Ulster Museum

posted in: Museums, Wildlife | 0

Arguably my favourite place to visit in Belfast after the zoo, the Ulster Museum is situated within the Belfast Botanic Gardens. I first visited the museum in 2012, and since then I have been visiting rather infrequently, I would say every 2-3 years at most. While the museum has displays of archaeology, art, and fashion and textiles, I obviously visit for the natural history displays.

There are a number of different rooms and zones in the museum dedicated to the natural world. The first natural science gallery you enter is a room featuring a model of the giant deer, Megaloceros, next to its skeleton, as well as taxidermy specimens of a brown bear and wild boars. You then take the left to the Ice Age room, home to animals that once lived in Ireland during the last ice age, including a musk ox and arctic fox. You then continue through Deep Time, where you will see ancient rocks and fossils from Ireland’s prehistoric past. There is also the Discover Nature room for children, which has some taxidermy specimens, and a shelf with various books about animals and prehistoric life. Continuing on, you enter a temporary exhibition about the elements, which also features some animal specimens, including a black bear and a spider crab. According to the museum’s website, the Elements exhibition runs until December 2022.

After Elements, you pass through Origins and Earth’s Treasures, before coming to Living World, where you can see various fossils, a case featuring extinct animals such as a thylacine and a dodo, and another case with every species of mammal in Ireland. Here, you will also find a coelacanth, an ancient species of fish once believed to be extinct until one was caught in 1938, and the holotype specimen of the emperor penguin (holotype meaning the first representative individual of a species to be described). You can also walk through The Sea Around Us, where you can see an enormous leatherback turtle, the largest living turtle species. Next, you enter Fossils and Evolution, which displays a number of animal skulls, including a T-Rex skull, as well as mounted specimens of a giant armadillo and platypus, and the fossil of a Xiphactinus, a large predatory fish from the Cretaceous period. You then exit this area and return to Window on Our World, which features, among other things, the skeleton of an Edmontosaurus, an Irish wolfhound, and a collection of butterflies and other insects on ground floor, and on the third floor, a Triceratops skeleton and Peter, a polar bear who once lived in Belfast Zoo.

I remember when I first visited with my dad, the museum was hosting Age of the Dinosaur, an exhibition with animatronic dinosaurs, which I recognised as the same exhibition that was held at the Natural History Museum in London, where we visited the year before.
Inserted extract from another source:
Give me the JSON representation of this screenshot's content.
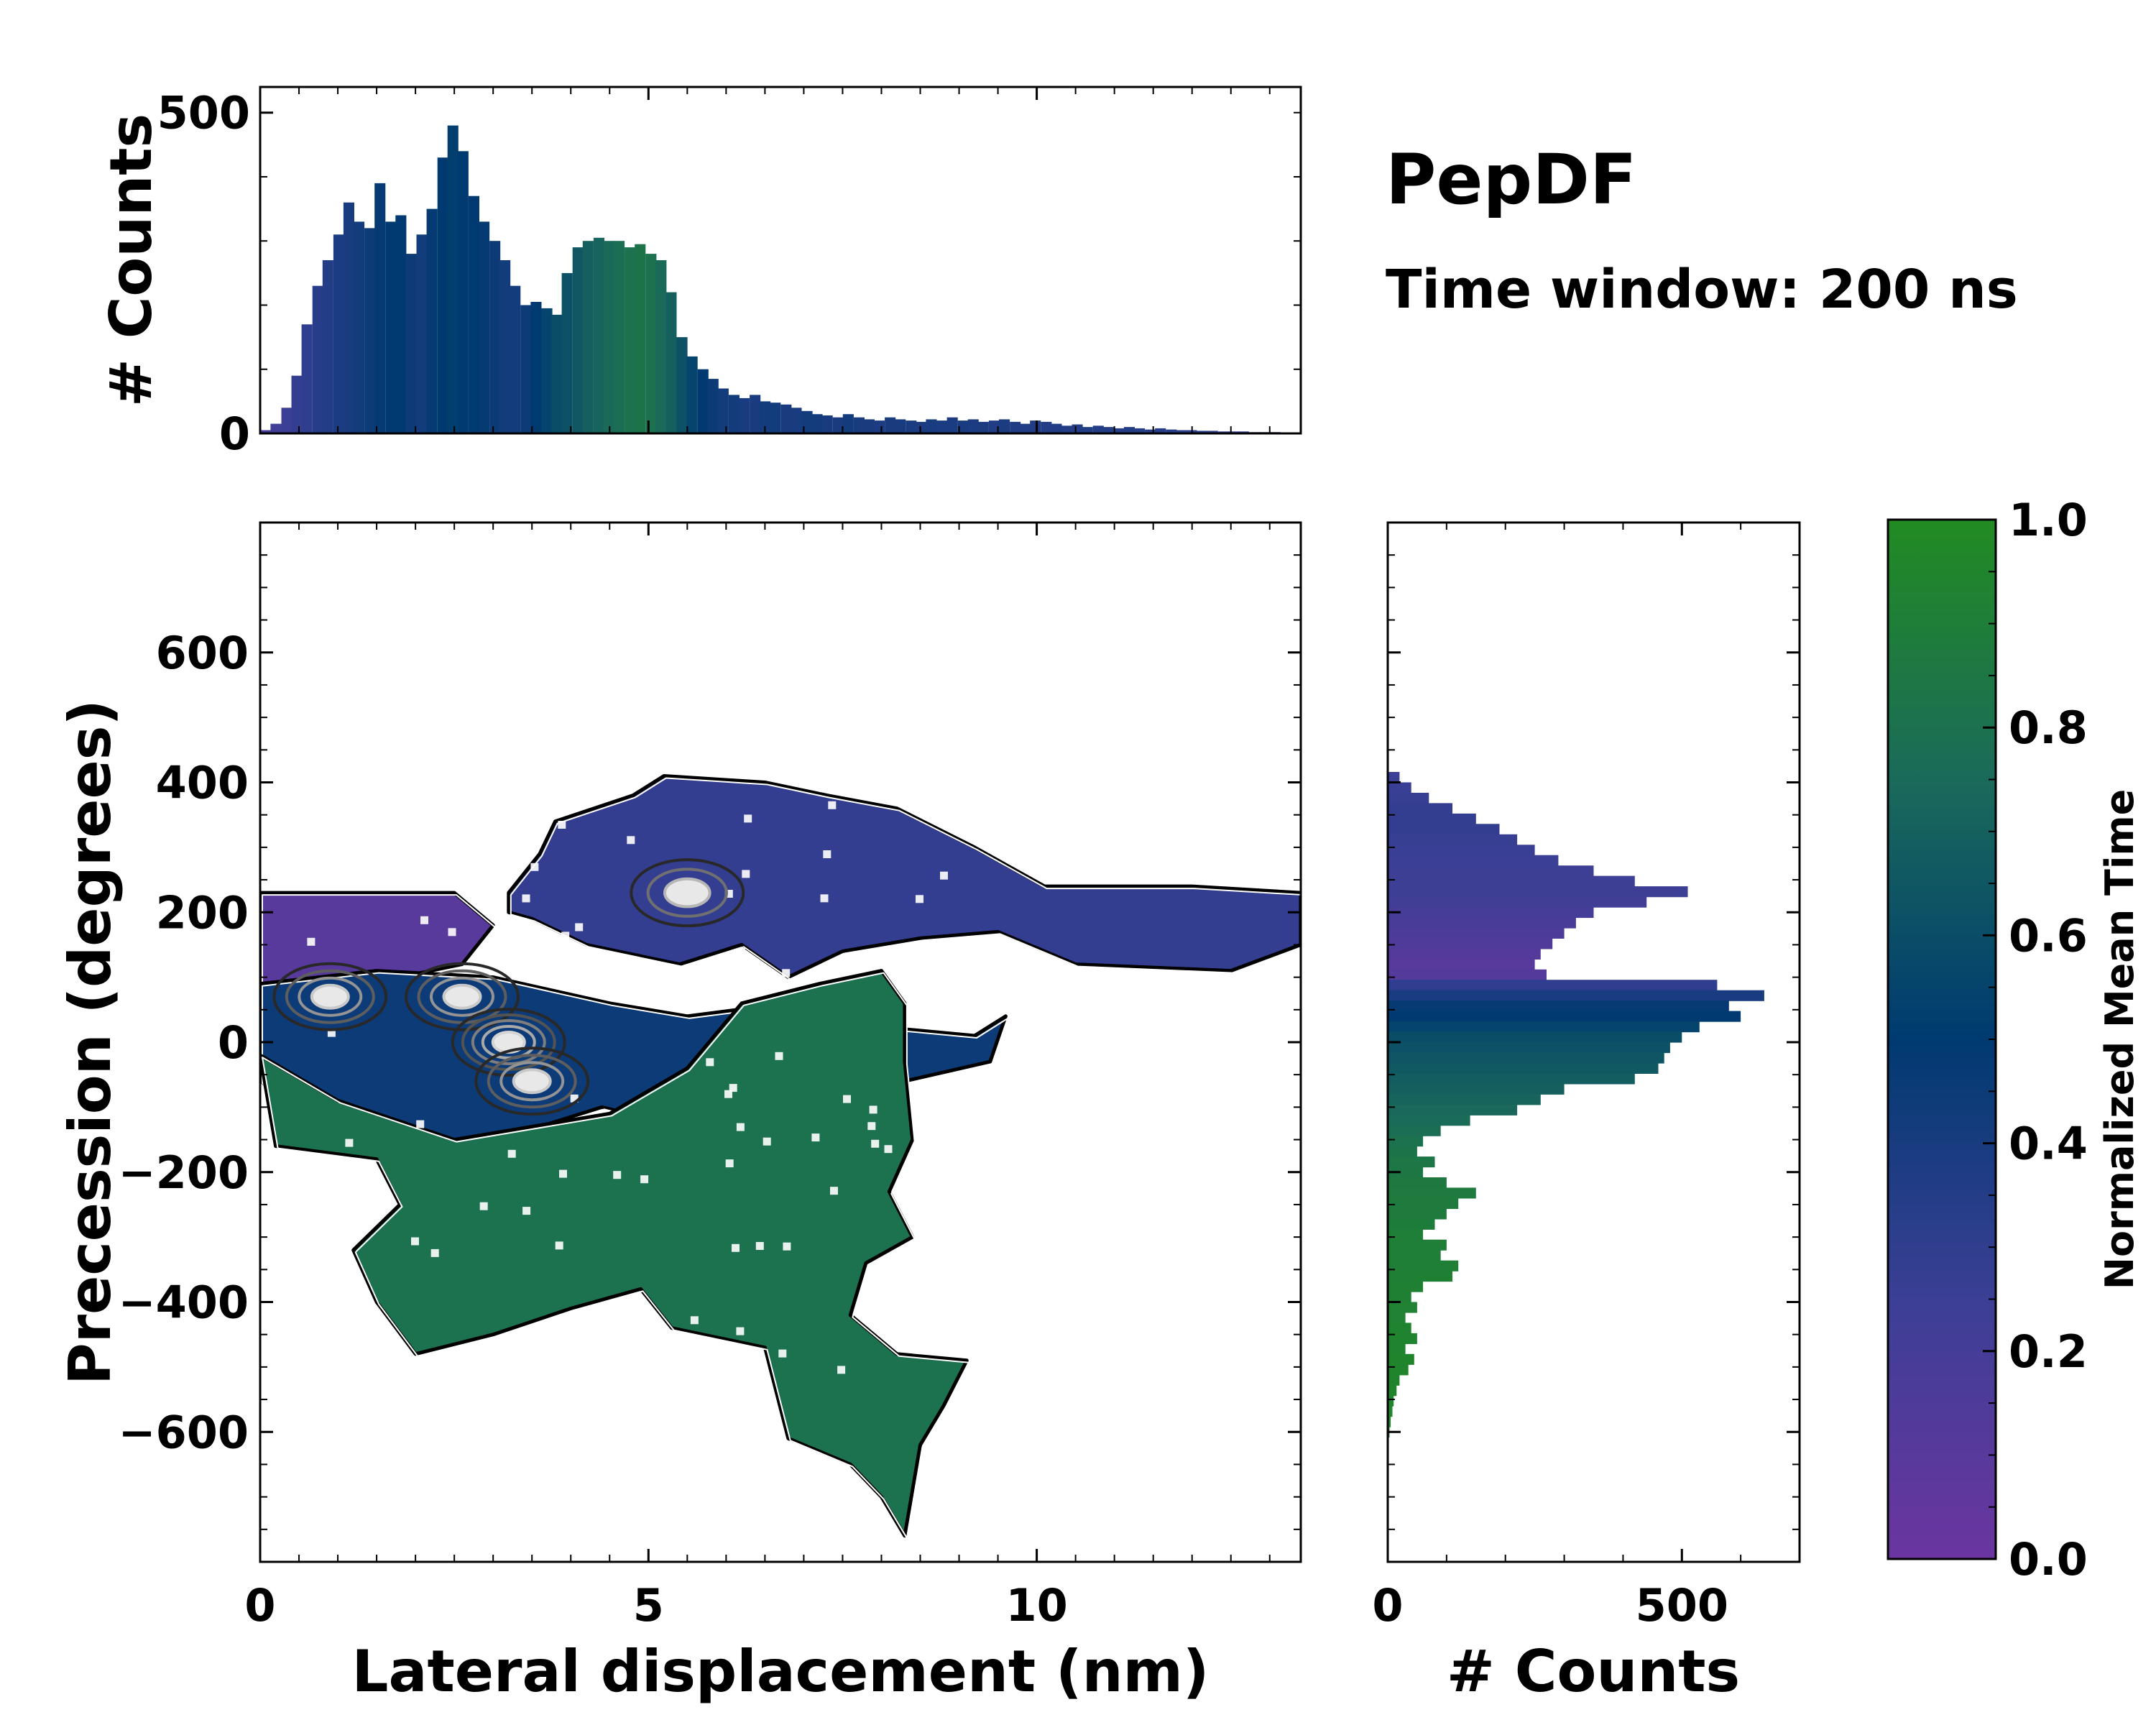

And the following year, when I attended the Belfast Zoo summer camp, we visited the museum on the Wednesday. While in the nature discovery room, I was fascinated with the Dorling Kindersley book, Prehistoric Life: The Definitive Visual History of Life on Earth, as it features some very lifelike reconstructions of prehistoric animals, such as the giant hornless rhino Paraceratherium. I loved the reconstructions so much in fact, that my mother bought the book at the museum shop for my birthday later in the year. We also visited the museum for my birthday in 2017. It really is a fun museum to visit, with very intriguing natural history displays!